-Clara não corra !-grito descendo as escadas
-Sim, mãe.-fala andando bem devagar, me fazendo rir, caminhamos até à cozinha
-Bom dia, tia !-Clara fala se sentando
-Bom dia, meu amor !
Bom dia, senhora !-Joana, a secretária daqui de casa fala
-Bom dia, Joana !-digo me sentando, tomamos o nosso café, depois ajudo a Clara a escovar os dentes, pego sua mochila, saímos de casa, abro o carro. Clara adentra o mesmo, coloco o cinto de segurança nela, fecho a porta, entro no carro dando partida. Coloco umas músicas infantis que ela gosta e a mesma vai cantarolando o trajeto todo, minha filha é um amor. Muito linda, ela se parece mais com o Robson, mas os olhinhos verdes são meus.
Paro o carro em frente à escolinha dela, desço, abro a porta pra ela e a ajudo a descer, adentramos à escola de mãos dadas
-Bom dia, professora !-Clara fala com aquele jeitinho meigo de criança
-Bom dia, Clara ! Pode entrar.-a professora diz e a mesma acena pra mim e entra na sala
-Oi, professora ! Até mais.-digo
-Até mais !-responde simpática
Ando até meu carro, adentro e dou partida indo em direção à minha loja, da escolinha da Clara para a loja não é muito longe, levo uns 10 minutos para chegar à loja.

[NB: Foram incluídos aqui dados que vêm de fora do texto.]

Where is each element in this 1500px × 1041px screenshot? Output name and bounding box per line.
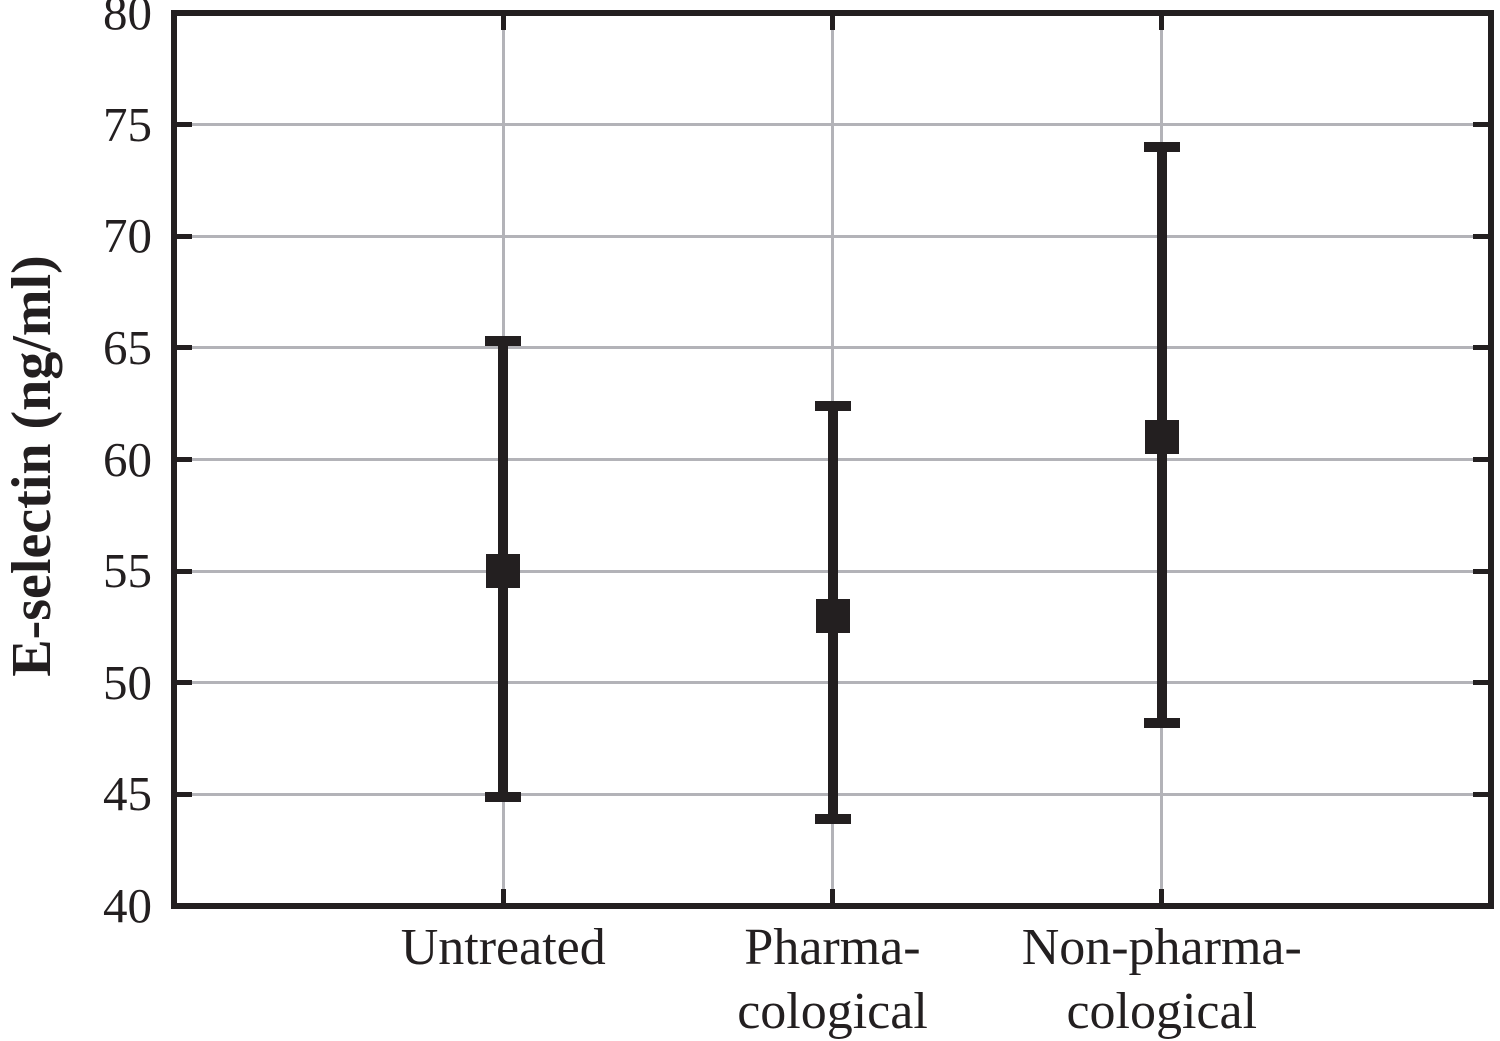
y-tick-label: 70	[103, 208, 152, 264]
x-tick-mark-bottom	[500, 889, 506, 906]
y-tick-label: 60	[103, 431, 152, 487]
x-category-label: Untreated	[400, 919, 606, 976]
y-tick-mark-left	[174, 680, 192, 686]
error-bar-cap-lower	[485, 791, 522, 802]
y-tick-mark-right	[1473, 345, 1491, 351]
mean-marker	[486, 554, 521, 589]
error-bar-cap-upper	[485, 336, 522, 347]
y-tick-label: 40	[103, 878, 152, 933]
x-category-label: Pharma- cological	[737, 919, 928, 1040]
mean-marker	[1144, 420, 1179, 455]
y-tick-label: 65	[103, 319, 152, 375]
x-tick-mark-top	[500, 13, 506, 30]
y-tick-label: 75	[103, 96, 152, 152]
y-tick-mark-right	[1473, 122, 1491, 128]
y-tick-mark-right	[1473, 233, 1491, 239]
y-tick-label: 50	[103, 654, 152, 710]
mean-marker	[815, 598, 850, 633]
y-tick-mark-right	[1473, 680, 1491, 686]
y-tick-mark-left	[174, 122, 192, 128]
y-tick-mark-left	[174, 233, 192, 239]
x-tick-mark-top	[1159, 13, 1165, 30]
error-bar-cap-upper	[1143, 141, 1180, 152]
x-category-label: Non-pharma- cological	[1021, 919, 1302, 1040]
y-tick-mark-left	[174, 457, 192, 462]
y-tick-mark-right	[1473, 457, 1491, 462]
y-tick-mark-right	[1473, 791, 1491, 797]
y-tick-mark-right	[1473, 568, 1491, 574]
error-bar-cap-upper	[814, 400, 851, 411]
x-tick-mark-bottom	[1159, 889, 1165, 906]
y-tick-mark-left	[174, 791, 192, 797]
y-tick-label: 55	[103, 543, 152, 599]
x-tick-mark-top	[830, 13, 835, 30]
y-tick-label: 80	[103, 0, 152, 40]
error-bar-cap-lower	[814, 813, 851, 824]
y-tick-mark-left	[174, 345, 192, 351]
y-tick-mark-left	[174, 568, 192, 574]
y-tick-label: 45	[103, 766, 152, 822]
x-tick-mark-bottom	[830, 889, 835, 906]
error-bar-cap-lower	[1143, 717, 1180, 728]
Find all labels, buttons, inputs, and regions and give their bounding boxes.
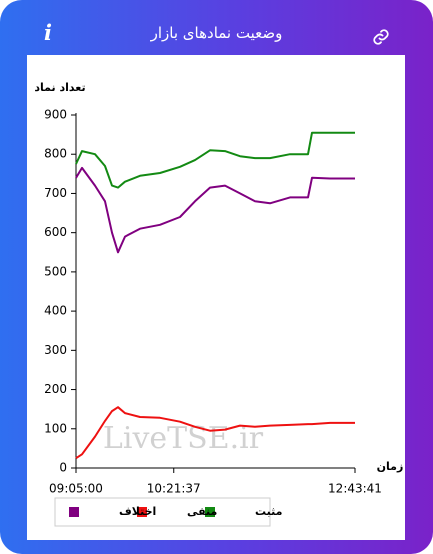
legend-swatch bbox=[137, 507, 147, 517]
info-button[interactable]: i bbox=[44, 20, 52, 45]
legend-swatch bbox=[205, 507, 215, 517]
series-line bbox=[75, 166, 355, 254]
y-tick-label: 0 bbox=[59, 461, 67, 475]
x-tick-label: 12:43:41 bbox=[328, 482, 382, 496]
y-tick-label: 700 bbox=[44, 186, 67, 200]
y-tick-label: 200 bbox=[44, 382, 67, 396]
legend-swatch bbox=[69, 507, 79, 517]
y-tick-label: 500 bbox=[44, 264, 67, 278]
y-tick-label: 800 bbox=[44, 147, 67, 161]
chart-panel bbox=[27, 55, 405, 540]
legend-label: اختلاف bbox=[119, 505, 156, 518]
legend-label: منفی bbox=[187, 505, 217, 518]
widget-title: وضعیت نمادهای بازار bbox=[150, 24, 283, 42]
x-axis-title: زمان bbox=[377, 460, 404, 473]
y-tick-label: 600 bbox=[44, 225, 67, 239]
legend-label: مثبت bbox=[255, 505, 282, 518]
x-tick-label: 09:05:00 bbox=[49, 482, 103, 496]
y-tick-label: 400 bbox=[44, 304, 67, 318]
x-tick-label: 10:21:37 bbox=[147, 482, 201, 496]
y-tick-label: 900 bbox=[44, 108, 67, 122]
y-tick-label: 300 bbox=[44, 343, 67, 357]
link-button[interactable] bbox=[372, 28, 390, 46]
y-tick-label: 100 bbox=[44, 421, 67, 435]
series-line bbox=[75, 406, 355, 460]
series-line bbox=[75, 131, 355, 189]
y-axis-title: تعداد نماد bbox=[34, 81, 85, 94]
legend-box bbox=[54, 497, 271, 527]
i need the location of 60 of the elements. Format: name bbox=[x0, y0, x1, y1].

Estaciono o carro e adentro a loja, que já está aberta, é uma loja muito grande, e graças a Deus, muito conhecida
Cumprimento os funcionários e vou ao meu escritório, ver o que está faltando na loja, falar com os fornecedores, assinar contratos de vendas, resolver questões de publicidade etc..Esse tem sido meu trabalho, não preciso de estar todos os dias na loja.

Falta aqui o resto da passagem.